I hunkered down. I watched, I listened, I waited. Shifting one’s center of gravity is slow work. I found a new house, sought new connections, eventually landed a new job. Through murky weeks, months, years, I got to my feet again – literally – and asked myself, “Now what?”
On purpose, I walked to the post office, the used bookstore, an independent coffee shop. Not because I needed those services; I needed the interactions. Sometimes I took my German Shepherd Rosie with me, and I found that dogs are really the best icebreakers.
In short order, Rosie charmed the local bakery into giving her free cookies. She then won the hearts of the staff at the corner florist, who allow her into the store and dote on her with pets. Her most recent conquest is the clerks at the state store, who give me handfuls of treats to feed her and say what a good dog she is.
And over time, little tendrils of community formed. I learned my neighborhood, on foot. I saw the house with the potbellied pigs on Windermere Avenue, which is something of a local legend. I was shouted at from a vehicle and looked up, startled, to see it was a woman I knew from one of the area businesses. Laughing, I waved back. I saw restaurants open and close and discussed the changes with fellow residents. I had random conversations with elderly neighbors from my front porch, an experience which felt both novel and old-fashioned. Each of these a step, a thread, that brought me a bit closer to knowing and being known.
From there I ventured further afield. Some trips took me to parts of the city that were new to me: a trendy rooftop bar, microbreweries, parks where I kayaked or hiked or rode my bike. I revisited places I knew from visits to Pittsburgh during my childhood: Schenley Park, the Carnegie Museums. The Strip District with its wholesale businesses and rapidly gentrifying residential element. And I saw Pittsburgh in all its maddening charm: the nonsensical public transit system, the hills, the rivers, the vernacular, the people who will wear flip flops in 30-degree weather. The vendors at Trader Jack’s flea market, the hipsters in East Liberty, the old Italian guys who commandeer tables at La Prima coffee and gossip and play cards for hours.
It came to this: not just conversations and places, or experiences, but a feeling that I was part of something (again). Finding causes. Finding people who cared about the world and wanted to do something about it. Finding organizations where my give-a-d*mn could find a home, and fellow company. Finding that it was OK to be hopeful, to believe in better, because I wasn’t the only one. I hold those discoveries close, as buoys in dark times.

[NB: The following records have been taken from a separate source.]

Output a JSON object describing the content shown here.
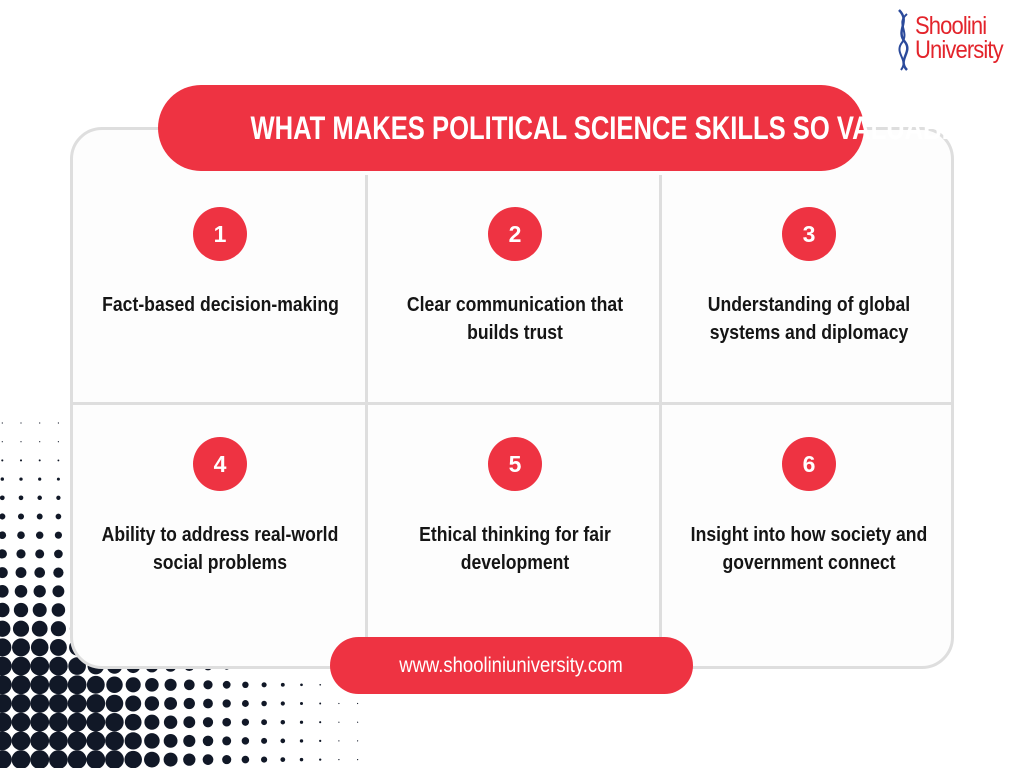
{
  "brand": {
    "logo_text_line1": "Shoolini",
    "logo_text_line2": "University",
    "accent_color": "#ee3342",
    "logo_color": "#e3242b",
    "helix_color": "#2b4a9b"
  },
  "title": "WHAT MAKES POLITICAL SCIENCE SKILLS SO VALUABLE?",
  "skills": [
    {
      "number": "1",
      "text": "Fact-based decision-making"
    },
    {
      "number": "2",
      "text": "Clear communication that builds trust"
    },
    {
      "number": "3",
      "text": "Understanding of global systems and diplomacy"
    },
    {
      "number": "4",
      "text": "Ability to address real-world social problems"
    },
    {
      "number": "5",
      "text": "Ethical thinking for fair development"
    },
    {
      "number": "6",
      "text": "Insight into how society and government connect"
    }
  ],
  "footer": {
    "url": "www.shooliniuniversity.com"
  }
}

I don’t know when it was that I finally fell to earth. It could have been the morning at Enrico’s Bakery, when I was blatantly cut in line by an entitled Boomer (I called him out – he ignored me); I figure you can’t really say you lived in a place until something happens to royally piss you off. It might have been during a session of yoga at a soaring Presbyterian church, with light streaming through the windows and casting brilliant colors onto the transept floor. And it struck me that no matter what anyone in that room believed, we had all found our way to the same space. Could have happened when I found gifts left on my doorstep: a bouquet of flowers, treats for my pets, a container of fresh-picked blueberries. Such gestures of kindness never ceased to leave me surprised, and touched. Maybe it was seeing the amateur astronomer on Mt. Washington who brings out his telescope and invites passerby to look through it. Perhaps it was the June evening I spent dancing with strangers when I heard “Lady Soul” by the Temptations for the first time and the city skyline shimmered behind us. Or a hot afternoon next to the Mon River, sitting on a driftwood log, catching my breath and feeling a moment about to shift.
So while I’m not sure what point marked the precise threshold of coming back, I can say with gratitude that I am. Present. Breathing deep. Grounded.